In any case, Mr Gilmartin never fulfilled his earlier threat to write to the tribunal and tell them he would not be appearing, so as far as Mr Justice Flood's team of lawyers is concerned, his original agreement to testify still stood.
Mr Gilmartin followed last week's proceedings in Dublin Castle from his home in Luton, and was watching the Late Late Show on Friday when Mr Flynn appeared.
Asked by Gay Byrne if he knew Mr Gilmartin, the EU Commissioner said: "Yeah, I haven't seen him now for some years. I met him. He's a Sligo man who went to England and made a lot of money. Came back. Wanted to do a lot of business in Ireland. Didn't work out for him. He's not well. His wife isn't well. And he's out of sorts."

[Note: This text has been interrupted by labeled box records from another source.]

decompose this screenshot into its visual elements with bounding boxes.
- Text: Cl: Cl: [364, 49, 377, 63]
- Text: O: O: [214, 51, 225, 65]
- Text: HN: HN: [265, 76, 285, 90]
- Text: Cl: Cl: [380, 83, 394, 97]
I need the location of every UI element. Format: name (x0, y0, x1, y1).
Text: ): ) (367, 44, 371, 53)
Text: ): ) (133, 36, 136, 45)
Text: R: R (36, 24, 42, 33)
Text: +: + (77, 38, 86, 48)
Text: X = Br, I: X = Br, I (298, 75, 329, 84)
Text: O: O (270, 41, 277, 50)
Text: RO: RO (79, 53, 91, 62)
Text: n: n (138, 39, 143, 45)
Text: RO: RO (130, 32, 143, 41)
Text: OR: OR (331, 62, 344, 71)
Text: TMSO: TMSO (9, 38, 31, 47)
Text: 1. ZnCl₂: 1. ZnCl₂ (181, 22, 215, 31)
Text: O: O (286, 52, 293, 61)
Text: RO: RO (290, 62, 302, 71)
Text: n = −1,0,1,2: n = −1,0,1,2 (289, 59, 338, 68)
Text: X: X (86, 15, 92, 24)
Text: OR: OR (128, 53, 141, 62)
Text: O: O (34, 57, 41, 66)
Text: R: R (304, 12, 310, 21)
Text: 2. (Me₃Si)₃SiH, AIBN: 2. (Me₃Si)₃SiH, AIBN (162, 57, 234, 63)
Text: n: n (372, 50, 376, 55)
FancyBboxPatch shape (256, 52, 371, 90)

At the weekend, Mr Gilmartin responded angrily to the remarks, saying he was reconsidering giving evidence to the tribunal. He said his health was the "very best" and the reference to his wife had caused distress to family and friends.
After he left the studio, Mr Flynn telephoned the Late Late Show with a retraction. Mr Byrne told his viewers: "In the interview it was suggested by Pee Flynn that Tom Gilmartin was sick. As far as Pee is concerned Tom Gilmartin is not sick and has never been seriously sick and we would just like to say sorry and apologise for that."
Mr Gilmartin also said Mr Flynn had repeatedly tried to contact him after the allegations about a £50,000 payment to a politician surfaced last September. He says he has kept documentary evidence to prove this.